Naast deze factoren is de rentestand op de kapitaalmarkt van groot belang voor de ontwikkelingen op de koopwoningmarkt. De hoogte van de rente is een belangrijke kostenfactor voor het wonen en heeft zodoende een grote invloed op de vraag. Momenteel is de rente dankzij het monetaire beleid van de Europese Centrale Bank (ECB) historisch laag. Een lage rente impliceert dat wonen relatief goedkoop is voor de huiseigenaar. Dat duwt de vraag nog eens extra omhoog. Maar wat gebeurt er als de ECB besluit haar steunprogramma af te bouwen en te gaan staken? Gaat dan de rente weer stijgen en wat betekent dat dan voor de woningmarkt?
The Amsterdam School of
Real Estate [i] heeft hier een
scenario-analyse over gemaakt, waarbij de invloed van de stijgende rente vanuit
drie perspectieven is bezien:
-Wat is de invloed van een stijgende rente op de keuze tussen kopen en huren?
-Wat is de invloed van een stijgende rente op de leencapaciteit?

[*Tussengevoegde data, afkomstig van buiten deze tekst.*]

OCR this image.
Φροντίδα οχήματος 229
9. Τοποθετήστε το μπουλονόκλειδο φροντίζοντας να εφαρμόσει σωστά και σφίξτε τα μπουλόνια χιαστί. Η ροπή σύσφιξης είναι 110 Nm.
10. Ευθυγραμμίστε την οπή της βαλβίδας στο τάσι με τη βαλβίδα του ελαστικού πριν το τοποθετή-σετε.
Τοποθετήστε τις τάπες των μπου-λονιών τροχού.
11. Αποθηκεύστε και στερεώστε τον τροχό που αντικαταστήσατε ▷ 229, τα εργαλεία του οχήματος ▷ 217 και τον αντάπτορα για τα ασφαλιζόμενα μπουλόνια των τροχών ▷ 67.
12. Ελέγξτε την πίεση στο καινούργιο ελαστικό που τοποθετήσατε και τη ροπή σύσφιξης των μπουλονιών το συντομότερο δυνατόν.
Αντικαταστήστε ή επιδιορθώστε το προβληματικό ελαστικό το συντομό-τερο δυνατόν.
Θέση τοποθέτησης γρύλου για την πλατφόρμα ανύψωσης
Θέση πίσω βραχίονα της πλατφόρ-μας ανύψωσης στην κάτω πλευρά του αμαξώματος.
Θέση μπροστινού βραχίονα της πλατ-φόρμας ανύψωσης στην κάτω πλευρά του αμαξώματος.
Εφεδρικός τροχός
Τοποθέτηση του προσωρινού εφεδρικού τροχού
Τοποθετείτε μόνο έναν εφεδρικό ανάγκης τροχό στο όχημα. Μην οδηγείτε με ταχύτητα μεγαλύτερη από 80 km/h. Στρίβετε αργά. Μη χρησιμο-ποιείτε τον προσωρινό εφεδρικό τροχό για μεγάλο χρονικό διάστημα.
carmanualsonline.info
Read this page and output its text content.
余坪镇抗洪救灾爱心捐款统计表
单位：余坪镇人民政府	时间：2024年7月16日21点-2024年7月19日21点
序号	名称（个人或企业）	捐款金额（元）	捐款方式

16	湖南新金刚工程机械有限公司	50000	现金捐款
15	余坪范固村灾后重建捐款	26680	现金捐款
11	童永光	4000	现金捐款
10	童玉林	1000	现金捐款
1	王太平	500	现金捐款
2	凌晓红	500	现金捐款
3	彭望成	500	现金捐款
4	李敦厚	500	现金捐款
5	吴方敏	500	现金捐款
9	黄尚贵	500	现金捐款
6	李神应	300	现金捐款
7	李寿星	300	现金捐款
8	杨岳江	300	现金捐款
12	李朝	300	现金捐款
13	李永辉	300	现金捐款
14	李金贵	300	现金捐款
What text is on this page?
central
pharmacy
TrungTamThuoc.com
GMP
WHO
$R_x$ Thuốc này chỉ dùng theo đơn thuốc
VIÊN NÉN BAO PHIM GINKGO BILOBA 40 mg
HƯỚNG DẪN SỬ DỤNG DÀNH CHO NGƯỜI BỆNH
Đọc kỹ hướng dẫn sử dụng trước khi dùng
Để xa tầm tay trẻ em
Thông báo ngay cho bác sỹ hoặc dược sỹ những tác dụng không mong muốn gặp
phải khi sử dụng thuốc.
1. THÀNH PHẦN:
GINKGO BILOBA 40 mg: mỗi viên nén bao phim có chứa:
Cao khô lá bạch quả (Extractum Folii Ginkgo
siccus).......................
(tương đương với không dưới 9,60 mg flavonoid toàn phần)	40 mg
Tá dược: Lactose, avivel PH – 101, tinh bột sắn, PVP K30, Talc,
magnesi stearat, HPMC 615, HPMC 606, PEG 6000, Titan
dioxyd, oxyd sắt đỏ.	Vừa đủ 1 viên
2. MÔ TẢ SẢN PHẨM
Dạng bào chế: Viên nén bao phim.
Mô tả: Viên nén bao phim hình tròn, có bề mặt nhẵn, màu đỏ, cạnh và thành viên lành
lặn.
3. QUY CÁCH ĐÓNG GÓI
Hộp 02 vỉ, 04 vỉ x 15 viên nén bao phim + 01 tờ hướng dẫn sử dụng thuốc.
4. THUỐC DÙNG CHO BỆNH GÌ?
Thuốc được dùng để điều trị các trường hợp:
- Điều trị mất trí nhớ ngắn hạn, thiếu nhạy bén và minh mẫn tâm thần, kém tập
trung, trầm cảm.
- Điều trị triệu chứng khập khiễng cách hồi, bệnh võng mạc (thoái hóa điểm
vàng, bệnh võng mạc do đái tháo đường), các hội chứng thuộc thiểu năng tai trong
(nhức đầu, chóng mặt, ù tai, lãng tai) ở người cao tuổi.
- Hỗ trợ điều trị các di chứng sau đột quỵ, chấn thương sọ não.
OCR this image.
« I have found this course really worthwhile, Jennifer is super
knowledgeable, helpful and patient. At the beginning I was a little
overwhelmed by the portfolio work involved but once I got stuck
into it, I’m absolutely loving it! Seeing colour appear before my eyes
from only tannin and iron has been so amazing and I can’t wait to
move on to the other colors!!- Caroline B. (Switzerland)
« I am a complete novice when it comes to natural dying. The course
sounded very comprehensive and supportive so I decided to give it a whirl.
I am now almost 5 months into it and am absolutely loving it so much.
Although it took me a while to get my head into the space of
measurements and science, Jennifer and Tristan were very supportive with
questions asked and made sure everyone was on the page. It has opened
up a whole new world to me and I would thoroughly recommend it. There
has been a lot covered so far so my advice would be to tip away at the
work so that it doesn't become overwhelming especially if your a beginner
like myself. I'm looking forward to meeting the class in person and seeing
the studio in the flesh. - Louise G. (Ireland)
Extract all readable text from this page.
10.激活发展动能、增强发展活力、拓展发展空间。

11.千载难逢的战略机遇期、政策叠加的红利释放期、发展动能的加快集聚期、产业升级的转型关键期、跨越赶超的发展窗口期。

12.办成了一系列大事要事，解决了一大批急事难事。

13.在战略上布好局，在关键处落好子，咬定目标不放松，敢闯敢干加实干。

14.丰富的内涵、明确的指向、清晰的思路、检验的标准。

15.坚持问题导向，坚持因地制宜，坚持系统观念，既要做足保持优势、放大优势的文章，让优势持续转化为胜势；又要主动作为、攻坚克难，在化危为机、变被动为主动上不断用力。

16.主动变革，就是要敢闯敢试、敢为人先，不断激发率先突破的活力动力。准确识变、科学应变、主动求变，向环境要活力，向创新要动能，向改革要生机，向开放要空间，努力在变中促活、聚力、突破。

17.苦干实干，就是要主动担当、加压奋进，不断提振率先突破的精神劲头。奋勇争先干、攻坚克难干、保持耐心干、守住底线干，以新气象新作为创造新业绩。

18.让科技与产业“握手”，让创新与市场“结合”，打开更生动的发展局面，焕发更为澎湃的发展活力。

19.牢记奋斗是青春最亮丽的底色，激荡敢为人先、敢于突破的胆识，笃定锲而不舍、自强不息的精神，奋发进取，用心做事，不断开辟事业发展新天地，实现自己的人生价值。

-Wat is de invloed van een stijgende rente op de ontwikkeling van de koopprijzen?
In dit artikel staat
het perspectief van de keuze tussen kopen of huren centraal. De vraag is of bij een stijgende rente huishoudens minder vaak voor een koopwoning zullen gaan
kiezen. Dankzij de lage hypotheekrente is kopen nu nog erg aantrekkelijk. Wat
gebeurt er met de voorkeur om te kopen als de hypotheekrente weer (fors) zou
stijgen?
Het lijkt voor de hand te liggen dat een aantal potentiële kopers last zal hebben van een rentestijging. Ongetwijfeld zullen starters op de woningmarkt nadeel ondervinden van een stijgende rente Deze groep is voor zijn mogelijkheden op de koopwoningmarkt grotelijks afhankelijk van de rente. Starters hebben in de regel weinig eigen vermogen en zijn dus afhankelijk van de bank. Voor het bepalen wat een huishouden maximaal kan lenen is het niveau van de rente van belang: hoe lager de rente, hoe lager de maandlasten. Aangezien bij hypotheekverstrekking de verhouding tussen het inkomen en de maandlasten van belang is neemt de leencapaciteit toe met een lagere rente.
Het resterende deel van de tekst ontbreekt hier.